Trump Supporter In Cleveland Drives ‘Build The Wall’ Float Past Vigil For New Zealand Victims, Blaring Music

As mourners gathered outside Cleveland City Hall to hold vigil for the 49 people killed in a terrorist attack at two mosques in Christchurch, New Zealand, a Trump supporter interrupted by driving a giant “BUILD THE WALL” float past while blaring the song “God Bless America.”

As news station WOIO in Cleveland reported, the vigil had been organized by local Christian, Jewish, and Muslim leaders to pay honor to those killed in Friday’s attack, when a suspect identified as an ardent white supremacist opened fire in a mosque, killing dozens of men, women, and children. As religious leaders addressed the crowd, Michigan man Robert Cortis reportedly drove by in a giant float of Trump paraphernalia and the words “BUILD THE WALL.”

The report noted that Cortis drove by a second time, all while blasting music that drowned out the speakers. But the religious leaders simply ignored the intrusion and continued with their remarks promoting unity, reports noted.

Cortis has started a GoFundMe fundraiser to take the float on tour nationwide. In a rambling statement describing the fundraiser, the Michigan man said he has driven it to “universities and democratic rallies” to show “Trump’s message.”

Cortis said the float is meant to promote “unity.”

“The Trump Unity Bridge is… bridging the gap on issues that will unite all Americans together as one under a Donald Trump Presidency,” Cortis wrote.

But many believe that interrupting a vigil for terrorist attack victims — for an alleged perpetrator who said in a manifesto that he saw Donald Trump as a “symbol for renewed white identity” — was not a way to promote unity. Many have taken to social media to slam Robert Cortis, saying that his “BUILD THE WALL” float was used as a tool of intimidation to those mourning the death of Muslim worshipers.

The terrorist attack has led to an outpouring of support across the world, with many holding vigils and memorial services for the victims. In Christchurch, leaders of different religious communities have come together to offer comfort and support to the victims and their families.
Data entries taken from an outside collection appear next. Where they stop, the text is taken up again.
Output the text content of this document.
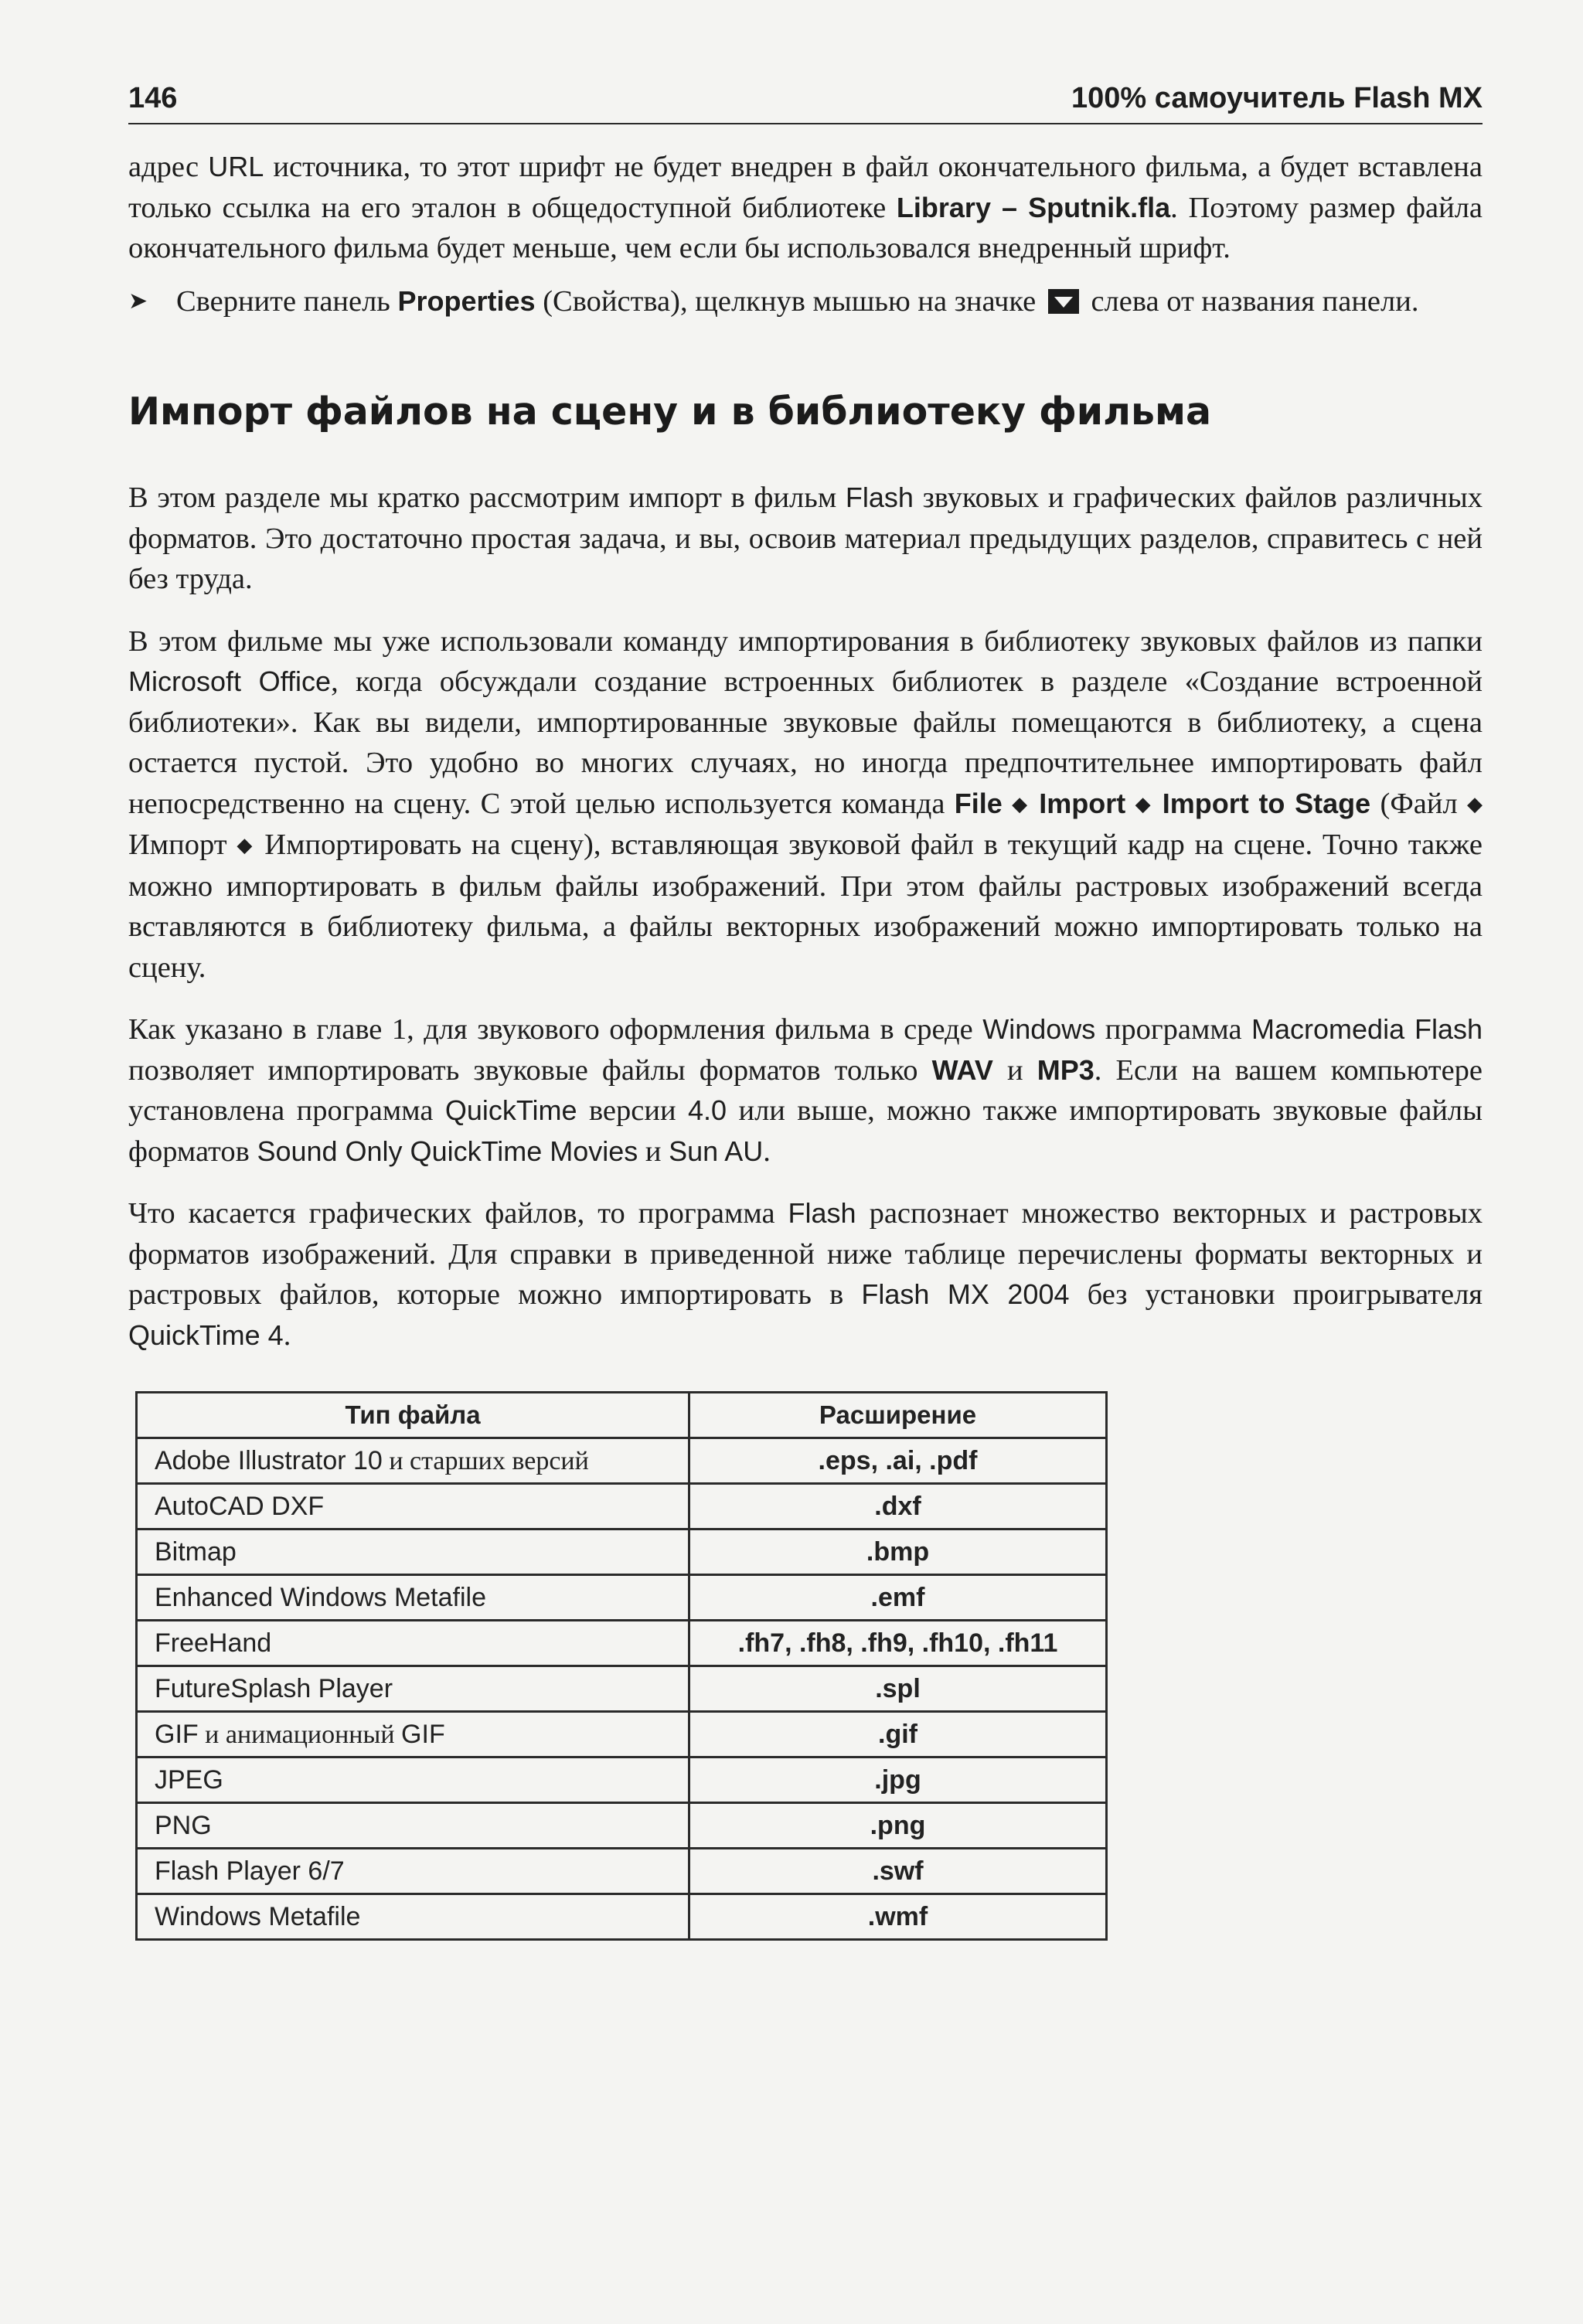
146	100% самоучитель Flash MX

адрес URL источника, то этот шрифт не будет внедрен в файл окончательного фильма, а будет вставлена только ссылка на его эталон в общедоступной библиотеке Library – Sputnik.fla. Поэтому размер файла окончательного фильма будет меньше, чем если бы использовался внедренный шрифт.

➤ Сверните панель Properties (Свойства), щелкнув мышью на значке  слева от названия панели.

Импорт файлов на сцену и в библиотеку фильма

В этом разделе мы кратко рассмотрим импорт в фильм Flash звуковых и графических файлов различных форматов. Это достаточно простая задача, и вы, освоив материал предыдущих разделов, справитесь с ней без труда.

В этом фильме мы уже использовали команду импортирования в библиотеку звуковых файлов из папки Microsoft Office, когда обсуждали создание встроенных библиотек в разделе «Создание встроенной библиотеки». Как вы видели, импортированные звуковые файлы помещаются в библиотеку, а сцена остается пустой. Это удобно во многих случаях, но иногда предпочтительнее импортировать файл непосредственно на сцену. С этой целью используется команда File ◆ Import ◆ Import to Stage (Файл ◆ Импорт ◆ Импортировать на сцену), вставляющая звуковой файл в текущий кадр на сцене. Точно также можно импортировать в фильм файлы изображений. При этом файлы растровых изображений всегда вставляются в библиотеку фильма, а файлы векторных изображений можно импортировать только на сцену.

Как указано в главе 1, для звукового оформления фильма в среде Windows программа Macromedia Flash позволяет импортировать звуковые файлы форматов только WAV и MP3. Если на вашем компьютере установлена программа QuickTime версии 4.0 или выше, можно также импортировать звуковые файлы форматов Sound Only QuickTime Movies и Sun AU.

Что касается графических файлов, то программа Flash распознает множество векторных и растровых форматов изображений. Для справки в приведенной ниже таблице перечислены форматы векторных и растровых файлов, которые можно импортировать в Flash MX 2004 без установки проигрывателя QuickTime 4.

Тип файла	Расширение
Adobe Illustrator 10 и старших версий	.eps, .ai, .pdf
AutoCAD DXF	.dxf
Bitmap	.bmp
Enhanced Windows Metafile	.emf
FreeHand	.fh7, .fh8, .fh9, .fh10, .fh11
FutureSplash Player	.spl
GIF и анимационный GIF	.gif
JPEG	.jpg
PNG	.png
Flash Player 6/7	.swf
Windows Metafile	.wmf
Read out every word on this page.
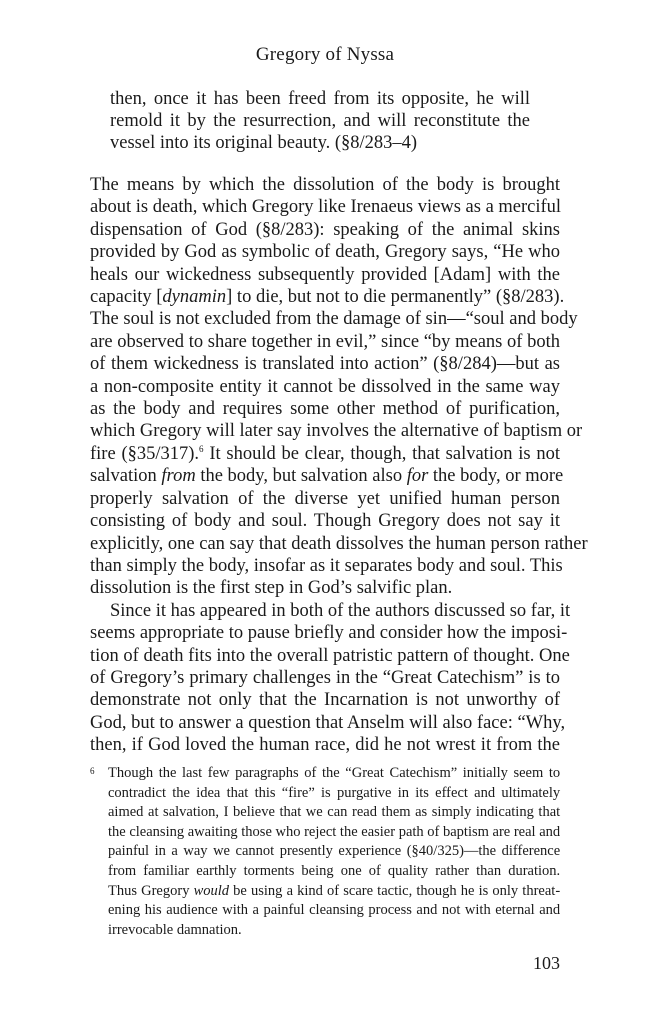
Gregory of Nyssa
then, once it has been freed from its opposite, he will
remold it by the resurrection, and will reconstitute the
vessel into its original beauty. (§8/283–4)

The means by which the dissolution of the body is brought
about is death, which Gregory like Irenaeus views as a merciful
dispensation of God (§8/283): speaking of the animal skins
provided by God as symbolic of death, Gregory says, “He who
heals our wickedness subsequently provided [Adam] with the
capacity [dynamin] to die, but not to die permanently” (§8/283).
The soul is not excluded from the damage of sin—“soul and body
are observed to share together in evil,” since “by means of both
of them wickedness is translated into action” (§8/284)—but as
a non-composite entity it cannot be dissolved in the same way
as the body and requires some other method of purification,
which Gregory will later say involves the alternative of baptism or
fire (§35/317).$^6$ It should be clear, though, that salvation is not
salvation from the body, but salvation also for the body, or more
properly salvation of the diverse yet unified human person
consisting of body and soul. Though Gregory does not say it
explicitly, one can say that death dissolves the human person rather
than simply the body, insofar as it separates body and soul. This
dissolution is the first step in God’s salvific plan.

Since it has appeared in both of the authors discussed so far, it
seems appropriate to pause briefly and consider how the imposi-
tion of death fits into the overall patristic pattern of thought. One
of Gregory’s primary challenges in the “Great Catechism” is to
demonstrate not only that the Incarnation is not unworthy of
God, but to answer a question that Anselm will also face: “Why,
then, if God loved the human race, did he not wrest it from the

6 Though the last few paragraphs of the “Great Catechism” initially seem to
contradict the idea that this “fire” is purgative in its effect and ultimately
aimed at salvation, I believe that we can read them as simply indicating that
the cleansing awaiting those who reject the easier path of baptism are real and
painful in a way we cannot presently experience (§40/325)—the difference
from familiar earthly torments being one of quality rather than duration.
Thus Gregory would be using a kind of scare tactic, though he is only threat-
ening his audience with a painful cleansing process and not with eternal and
irrevocable damnation.
103
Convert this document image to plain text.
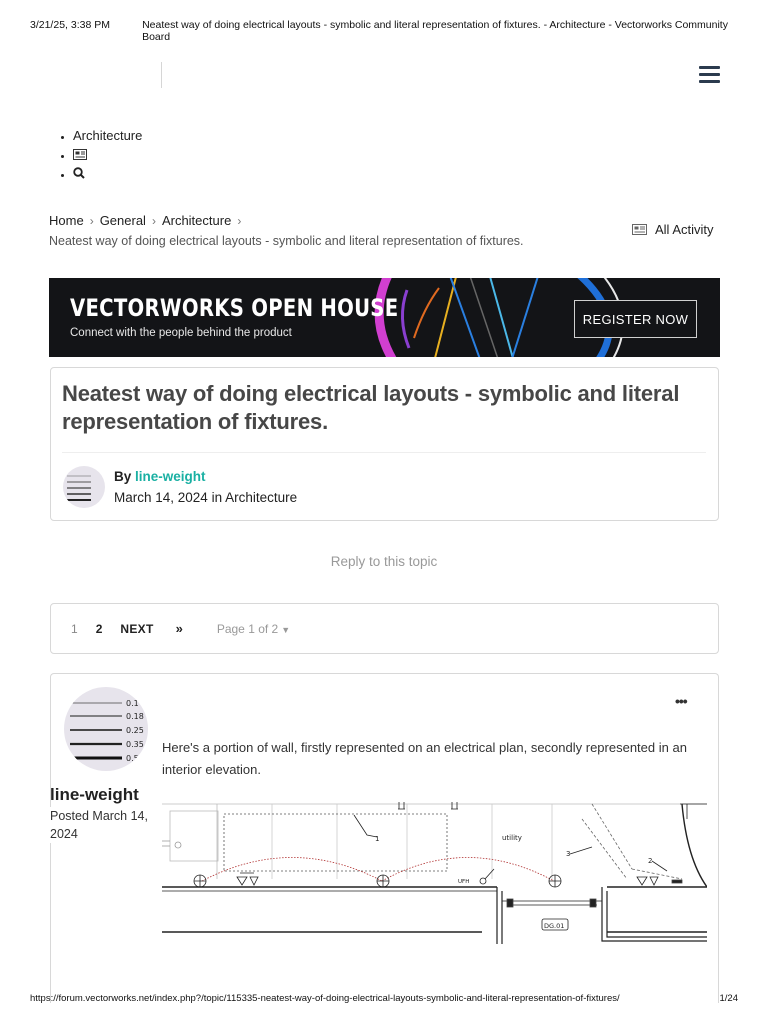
3/21/25, 3:38 PM	Neatest way of doing electrical layouts - symbolic and literal representation of fixtures. - Architecture - Vectorworks Community Board
• Architecture
•
•
Home › General › Architecture ›
Neatest way of doing electrical layouts - symbolic and literal representation of fixtures.
All Activity
VECTORWORKS OPEN HOUSE
Connect with the people behind the product
REGISTER NOW
Neatest way of doing electrical layouts - symbolic and literal representation of fixtures.
By line-weight
March 14, 2024 in Architecture
Reply to this topic
1 2 NEXT »	Page 1 of 2 ▼
0.1
0.18
0.25
0.35
0.5
line-weight
Posted March 14, 2024
•••
Here's a portion of wall, firstly represented on an electrical plan, secondly represented in an interior elevation.
1	utility
3
2
UFH
DG.01
https://forum.vectorworks.net/index.php?/topic/115335-neatest-way-of-doing-electrical-layouts-symbolic-and-literal-representation-of-fixtures/	1/24
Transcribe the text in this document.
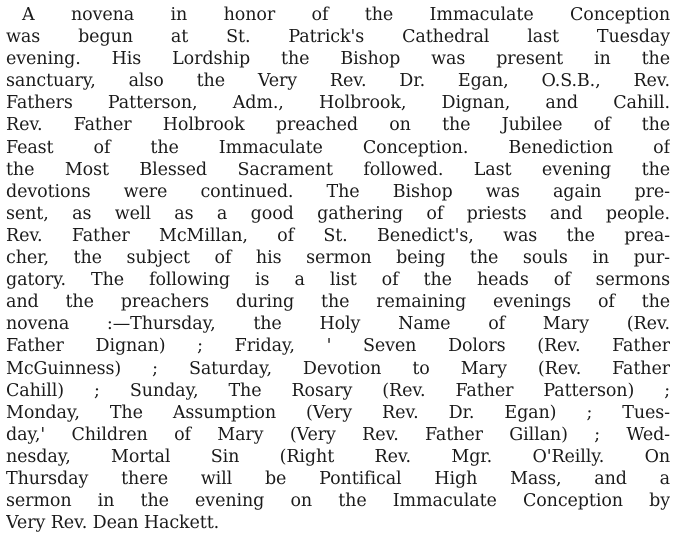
A novena in honor of the Immaculate Conception
was begun at St. Patrick's Cathedral last Tuesday
evening. His Lordship the Bishop was present in the
sanctuary, also the Very Rev. Dr. Egan, O.S.B., Rev.
Fathers Patterson, Adm., Holbrook, Dignan, and Cahill.
Rev. Father Holbrook preached on the Jubilee of the
Feast of the Immaculate Conception. Benediction of
the Most Blessed Sacrament followed. Last evening the
devotions were continued. The Bishop was again pre-
sent, as well as a good gathering of priests and people.
Rev. Father McMillan, of St. Benedict's, was the prea-
cher, the subject of his sermon being the souls in pur-
gatory. The following is a list of the heads of sermons
and the preachers during the remaining evenings of the
novena :—Thursday, the Holy Name of Mary (Rev.
Father Dignan) ; Friday, ' Seven Dolors (Rev. Father
McGuinness) ; Saturday, Devotion to Mary (Rev. Father
Cahill) ; Sunday, The Rosary (Rev. Father Patterson) ;
Monday, The Assumption (Very Rev. Dr. Egan) ; Tues-
day,' Children of Mary (Very Rev. Father Gillan) ; Wed-
nesday, Mortal Sin (Right Rev. Mgr. O'Reilly. On
Thursday there will be Pontifical High Mass, and a
sermon in the evening on the Immaculate Conception by
Very Rev. Dean Hackett.
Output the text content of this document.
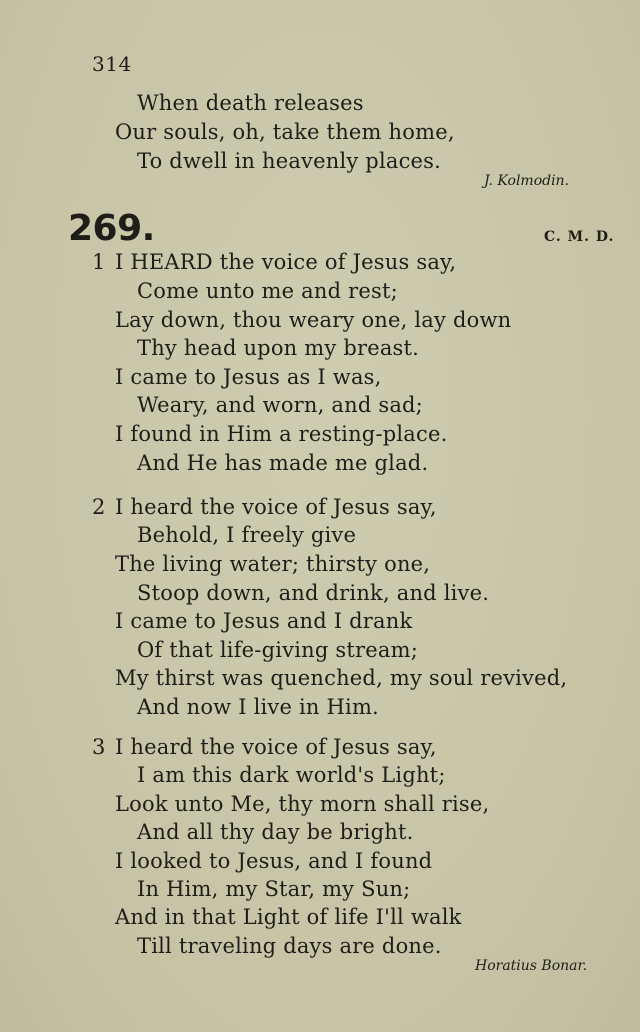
314
When death releases
Our souls, oh, take them home,
To dwell in heavenly places.
J. Kolmodin.
269.	C. M. D.
1 I HEARD the voice of Jesus say,
Come unto me and rest;
Lay down, thou weary one, lay down
Thy head upon my breast.
I came to Jesus as I was,
Weary, and worn, and sad;
I found in Him a resting-place.
And He has made me glad.
2 I heard the voice of Jesus say,
Behold, I freely give
The living water; thirsty one,
Stoop down, and drink, and live.
I came to Jesus and I drank
Of that life-giving stream;
My thirst was quenched, my soul revived,
And now I live in Him.
3 I heard the voice of Jesus say,
I am this dark world's Light;
Look unto Me, thy morn shall rise,
And all thy day be bright.
I looked to Jesus, and I found
In Him, my Star, my Sun;
And in that Light of life I'll walk
Till traveling days are done.
Horatius Bonar.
Many world leaders have also expressed support, though Donald Trump has been criticized for failing to condemn the act of hatred and saying in a statement to reporters that he does not believe the rise of white nationalism represents a problem. Trump had been similarly criticized in the wake of the deadly Charlottesville protests when he refused to condemn white supremacists and said there were “fine people” on both sides of the protest.

The “BUILD THE WALL” unity campaign has failed to gain much support. Over the last 27 months, Robert Cortis’ fundraiser has brought in $6,260 toward a goal of $50,000.